このなかで、金賢雄長官は、「不法暴力デモは、平和を愛する国民と、韓国の法による支配に対する、重大かつ明白な挑戦だ。政府は、どんな犠牲を払ってでも、誤った慣行を根絶していく」と強調しました。そして、民主労総などが来月5日に開くとしている2回目の大規模集会について、「違法な集会を主導・扇動した人や暴力行為をした人は、必ず見つけ出し、厳しく処罰する」としています。
金長官は、14日にソウル都心で行われた集会を主導し、ソウルの曹渓(チョゲ)寺に身を隠している民主労総のハン・サンギュン委員長について、「宗教施設に隠れて国民を扇動し、不法を図ることこそ、法治を破壊する典型だ。不法との妥協は決してしない」としています。
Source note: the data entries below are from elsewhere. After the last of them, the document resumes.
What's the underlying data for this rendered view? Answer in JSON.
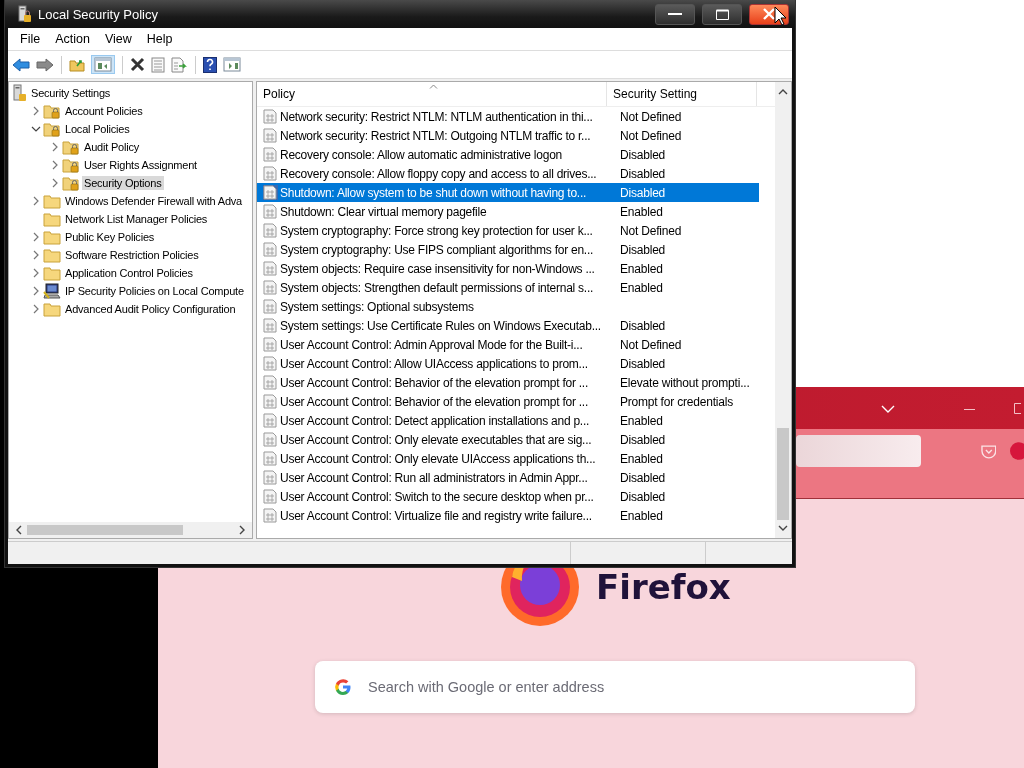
{
  "window": {
    "title": "Local Security Policy"
  },
  "menu": [
    {
      "label": "File"
    },
    {
      "label": "Action"
    },
    {
      "label": "View"
    },
    {
      "label": "Help"
    }
  ],
  "tree": {
    "root": "Security Settings",
    "items": [
      {
        "label": "Account Policies",
        "kind": "locked-folder",
        "expanded": false,
        "selected": false
      },
      {
        "label": "Local Policies",
        "kind": "locked-folder",
        "expanded": true,
        "selected": false,
        "children": [
          {
            "label": "Audit Policy",
            "kind": "locked-folder",
            "expanded": false,
            "selected": false
          },
          {
            "label": "User Rights Assignment",
            "kind": "locked-folder",
            "expanded": false,
            "selected": false
          },
          {
            "label": "Security Options",
            "kind": "locked-folder",
            "expanded": false,
            "selected": true
          }
        ]
      },
      {
        "label": "Windows Defender Firewall with Adva",
        "kind": "folder",
        "expanded": false,
        "selected": false
      },
      {
        "label": "Network List Manager Policies",
        "kind": "leaf-folder",
        "selected": false
      },
      {
        "label": "Public Key Policies",
        "kind": "folder",
        "expanded": false,
        "selected": false
      },
      {
        "label": "Software Restriction Policies",
        "kind": "folder",
        "expanded": false,
        "selected": false
      },
      {
        "label": "Application Control Policies",
        "kind": "folder",
        "expanded": false,
        "selected": false
      },
      {
        "label": "IP Security Policies on Local Compute",
        "kind": "computer",
        "expanded": false,
        "selected": false
      },
      {
        "label": "Advanced Audit Policy Configuration",
        "kind": "folder",
        "expanded": false,
        "selected": false
      }
    ]
  },
  "list": {
    "columns": [
      "Policy",
      "Security Setting"
    ],
    "rows": [
      {
        "policy": "Network security: Restrict NTLM: NTLM authentication in thi...",
        "setting": "Not Defined",
        "selected": false
      },
      {
        "policy": "Network security: Restrict NTLM: Outgoing NTLM traffic to r...",
        "setting": "Not Defined",
        "selected": false
      },
      {
        "policy": "Recovery console: Allow automatic administrative logon",
        "setting": "Disabled",
        "selected": false
      },
      {
        "policy": "Recovery console: Allow floppy copy and access to all drives...",
        "setting": "Disabled",
        "selected": false
      },
      {
        "policy": "Shutdown: Allow system to be shut down without having to...",
        "setting": "Disabled",
        "selected": true
      },
      {
        "policy": "Shutdown: Clear virtual memory pagefile",
        "setting": "Enabled",
        "selected": false
      },
      {
        "policy": "System cryptography: Force strong key protection for user k...",
        "setting": "Not Defined",
        "selected": false
      },
      {
        "policy": "System cryptography: Use FIPS compliant algorithms for en...",
        "setting": "Disabled",
        "selected": false
      },
      {
        "policy": "System objects: Require case insensitivity for non-Windows ...",
        "setting": "Enabled",
        "selected": false
      },
      {
        "policy": "System objects: Strengthen default permissions of internal s...",
        "setting": "Enabled",
        "selected": false
      },
      {
        "policy": "System settings: Optional subsystems",
        "selected": false
      },
      {
        "policy": "System settings: Use Certificate Rules on Windows Executab...",
        "setting": "Disabled",
        "selected": false
      },
      {
        "policy": "User Account Control: Admin Approval Mode for the Built-i...",
        "setting": "Not Defined",
        "selected": false
      },
      {
        "policy": "User Account Control: Allow UIAccess applications to prom...",
        "setting": "Disabled",
        "selected": false
      },
      {
        "policy": "User Account Control: Behavior of the elevation prompt for ...",
        "setting": "Elevate without prompti...",
        "selected": false
      },
      {
        "policy": "User Account Control: Behavior of the elevation prompt for ...",
        "setting": "Prompt for credentials",
        "selected": false
      },
      {
        "policy": "User Account Control: Detect application installations and p...",
        "setting": "Enabled",
        "selected": false
      },
      {
        "policy": "User Account Control: Only elevate executables that are sig...",
        "setting": "Disabled",
        "selected": false
      },
      {
        "policy": "User Account Control: Only elevate UIAccess applications th...",
        "setting": "Enabled",
        "selected": false
      },
      {
        "policy": "User Account Control: Run all administrators in Admin Appr...",
        "setting": "Disabled",
        "selected": false
      },
      {
        "policy": "User Account Control: Switch to the secure desktop when pr...",
        "setting": "Disabled",
        "selected": false
      },
      {
        "policy": "User Account Control: Virtualize file and registry write failure...",
        "setting": "Enabled",
        "selected": false
      }
    ]
  },
  "browser": {
    "wordmark": "Firefox",
    "search": {
      "placeholder": "Search with Google or enter address"
    }
  }
}
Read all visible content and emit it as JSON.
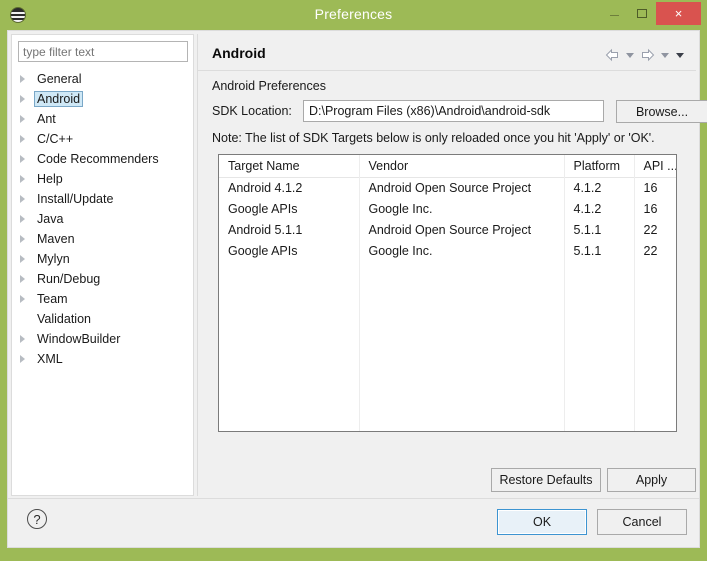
{
  "window": {
    "title": "Preferences",
    "icon": "eclipse-circle-icon",
    "frame_color": "#9dba56",
    "controls": {
      "minimize": "minimize-icon",
      "maximize": "maximize-icon",
      "close": "×",
      "close_color": "#d9534f"
    }
  },
  "sidebar": {
    "filter": {
      "value": "",
      "placeholder": "type filter text"
    },
    "selected": "Android",
    "selection_color": "#cfe8f6",
    "items": [
      {
        "label": "General",
        "expandable": true
      },
      {
        "label": "Android",
        "expandable": true
      },
      {
        "label": "Ant",
        "expandable": true
      },
      {
        "label": "C/C++",
        "expandable": true
      },
      {
        "label": "Code Recommenders",
        "expandable": true
      },
      {
        "label": "Help",
        "expandable": true
      },
      {
        "label": "Install/Update",
        "expandable": true
      },
      {
        "label": "Java",
        "expandable": true
      },
      {
        "label": "Maven",
        "expandable": true
      },
      {
        "label": "Mylyn",
        "expandable": true
      },
      {
        "label": "Run/Debug",
        "expandable": true
      },
      {
        "label": "Team",
        "expandable": true
      },
      {
        "label": "Validation",
        "expandable": false
      },
      {
        "label": "WindowBuilder",
        "expandable": true
      },
      {
        "label": "XML",
        "expandable": true
      }
    ]
  },
  "page": {
    "title": "Android",
    "nav": {
      "back": "back-arrow-icon",
      "back_menu": "chevron-down-icon",
      "forward": "forward-arrow-icon",
      "forward_menu": "chevron-down-icon",
      "view_menu": "chevron-down-icon"
    },
    "section_label": "Android Preferences",
    "sdk": {
      "label": "SDK Location:",
      "value": "D:\\Program Files (x86)\\Android\\android-sdk",
      "placeholder": "",
      "browse_label": "Browse..."
    },
    "note": "Note: The list of SDK Targets below is only reloaded once you hit 'Apply' or 'OK'.",
    "table": {
      "columns": [
        "Target Name",
        "Vendor",
        "Platform",
        "API ..."
      ],
      "rows": [
        [
          "Android 4.1.2",
          "Android Open Source Project",
          "4.1.2",
          "16"
        ],
        [
          "Google APIs",
          "Google Inc.",
          "4.1.2",
          "16"
        ],
        [
          "Android 5.1.1",
          "Android Open Source Project",
          "5.1.1",
          "22"
        ],
        [
          "Google APIs",
          "Google Inc.",
          "5.1.1",
          "22"
        ]
      ]
    },
    "restore_defaults_label": "Restore Defaults",
    "apply_label": "Apply"
  },
  "footer": {
    "help_icon": "?",
    "ok_label": "OK",
    "cancel_label": "Cancel",
    "ok_focus_color": "#3d94d1"
  }
}
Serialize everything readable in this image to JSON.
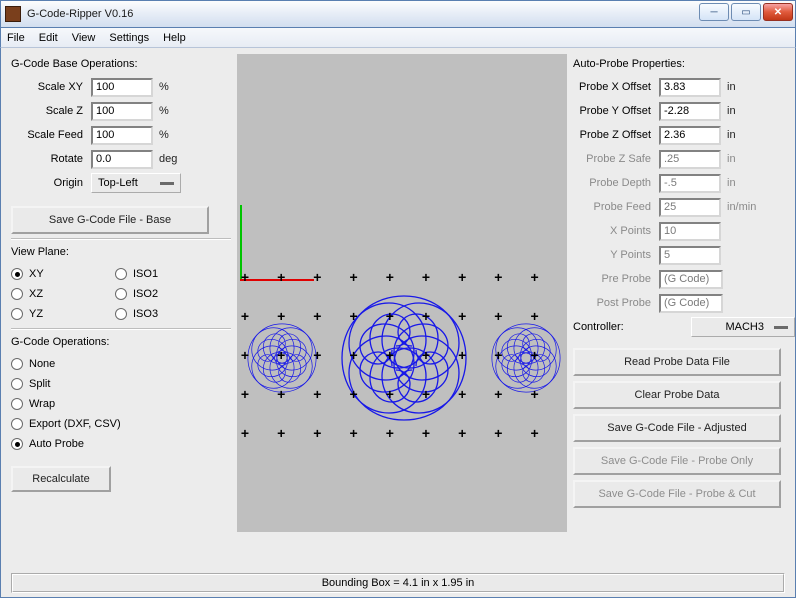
{
  "window": {
    "title": "G-Code-Ripper V0.16"
  },
  "menu": {
    "file": "File",
    "edit": "Edit",
    "view": "View",
    "settings": "Settings",
    "help": "Help"
  },
  "base": {
    "title": "G-Code Base Operations:",
    "scalexy": {
      "label": "Scale XY",
      "value": "100",
      "unit": "%"
    },
    "scalez": {
      "label": "Scale Z",
      "value": "100",
      "unit": "%"
    },
    "scalefeed": {
      "label": "Scale Feed",
      "value": "100",
      "unit": "%"
    },
    "rotate": {
      "label": "Rotate",
      "value": "0.0",
      "unit": "deg"
    },
    "origin": {
      "label": "Origin",
      "value": "Top-Left"
    },
    "savebtn": "Save G-Code File - Base"
  },
  "viewplane": {
    "title": "View Plane:",
    "xy": "XY",
    "xz": "XZ",
    "yz": "YZ",
    "iso1": "ISO1",
    "iso2": "ISO2",
    "iso3": "ISO3",
    "selected": "XY"
  },
  "ops": {
    "title": "G-Code Operations:",
    "none": "None",
    "split": "Split",
    "wrap": "Wrap",
    "export": "Export (DXF, CSV)",
    "auto": "Auto Probe",
    "selected": "Auto Probe",
    "recalc": "Recalculate"
  },
  "probe": {
    "title": "Auto-Probe Properties:",
    "xoff": {
      "label": "Probe X Offset",
      "value": "3.83",
      "unit": "in"
    },
    "yoff": {
      "label": "Probe Y Offset",
      "value": "-2.28",
      "unit": "in"
    },
    "zoff": {
      "label": "Probe Z Offset",
      "value": "2.36",
      "unit": "in"
    },
    "zsafe": {
      "label": "Probe Z Safe",
      "value": ".25",
      "unit": "in"
    },
    "depth": {
      "label": "Probe Depth",
      "value": "-.5",
      "unit": "in"
    },
    "feed": {
      "label": "Probe Feed",
      "value": "25",
      "unit": "in/min"
    },
    "xpts": {
      "label": "X Points",
      "value": "10"
    },
    "ypts": {
      "label": "Y Points",
      "value": "5"
    },
    "pre": {
      "label": "Pre Probe",
      "value": "(G Code)"
    },
    "post": {
      "label": "Post Probe",
      "value": "(G Code)"
    },
    "controller": {
      "label": "Controller:",
      "value": "MACH3"
    },
    "buttons": {
      "read": "Read Probe Data File",
      "clear": "Clear Probe Data",
      "adj": "Save G-Code File - Adjusted",
      "ponly": "Save G-Code File - Probe Only",
      "pcut": "Save G-Code File - Probe & Cut"
    }
  },
  "status": {
    "text": "Bounding Box = 4.1 in  x 1.95 in"
  }
}
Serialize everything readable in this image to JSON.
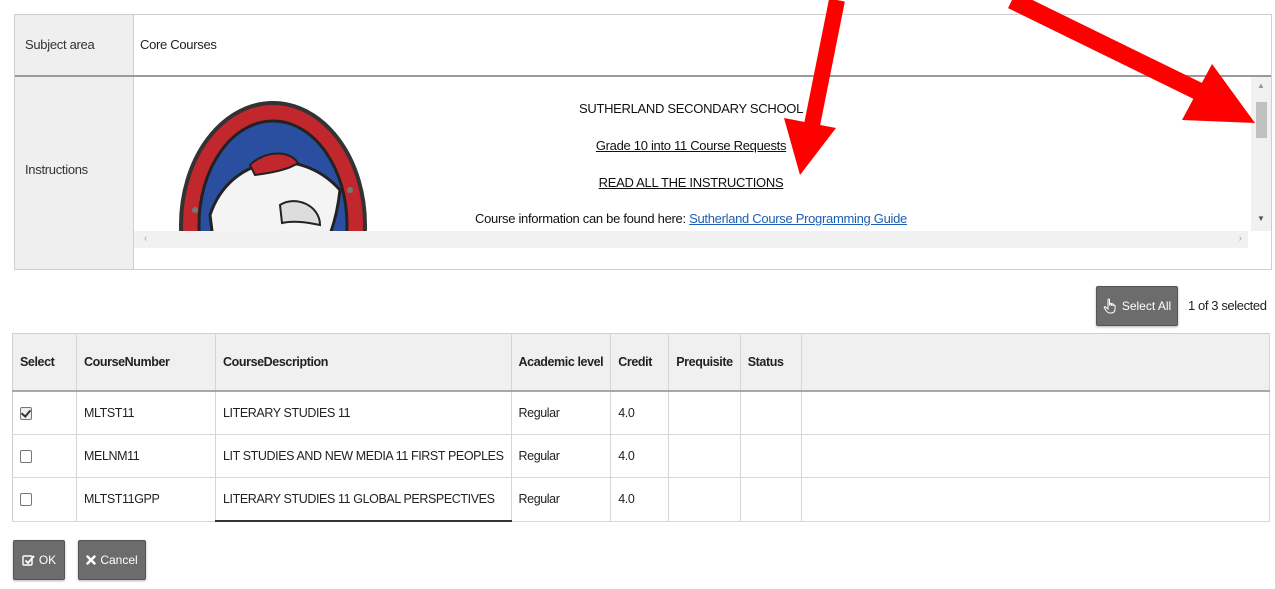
{
  "subject": {
    "label": "Subject area",
    "value": "Core Courses"
  },
  "instructions": {
    "label": "Instructions",
    "school": "SUTHERLAND SECONDARY SCHOOL",
    "grade_line": "Grade 10 into 11 Course Requests",
    "read_all": "READ ALL THE INSTRUCTIONS",
    "info_prefix": "Course information can be found here: ",
    "info_link": "Sutherland Course Programming Guide"
  },
  "selection": {
    "select_all_label": "Select All",
    "count_text": "1 of 3 selected"
  },
  "table": {
    "headers": [
      "Select",
      "CourseNumber",
      "CourseDescription",
      "Academic level",
      "Credit",
      "Prequisite",
      "Status"
    ],
    "rows": [
      {
        "checked": true,
        "number": "MLTST11",
        "description": "LITERARY STUDIES 11",
        "level": "Regular",
        "credit": "4.0",
        "prereq": "",
        "status": ""
      },
      {
        "checked": false,
        "number": "MELNM11",
        "description": "LIT STUDIES AND NEW MEDIA 11 FIRST PEOPLES",
        "level": "Regular",
        "credit": "4.0",
        "prereq": "",
        "status": ""
      },
      {
        "checked": false,
        "number": "MLTST11GPP",
        "description": "LITERARY STUDIES 11 GLOBAL PERSPECTIVES",
        "level": "Regular",
        "credit": "4.0",
        "prereq": "",
        "status": ""
      }
    ]
  },
  "buttons": {
    "ok": "OK",
    "cancel": "Cancel"
  },
  "colors": {
    "button_bg": "#6c6c6c",
    "link": "#1a5fb4",
    "annotation": "#ff0000",
    "logo_red": "#c1272d",
    "logo_blue": "#2b4fa0"
  },
  "icons": [
    "hand-pointer-icon",
    "check-square-icon",
    "x-icon",
    "school-crest-logo"
  ]
}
そのうえで、「身を隠している犯罪者の逃避を助ける人や新たな不法行為を扇動する人も、最後まで追跡し、責任を問う」と警告しました。
民主労総は今月14日、ソウル市内で労働市場改革や歴史教科書国定化に反対する集会を開いていて、警察は21日、集会を主導した民主労総など8つの団体の事務所などを家宅捜索し、民主労総の委員長に対する拘束令状を出したほか、関係者7人を拘束しています。
これに対し、民主労総は、2回目の集会を来月5日に開き、一層激しく展開するとしています。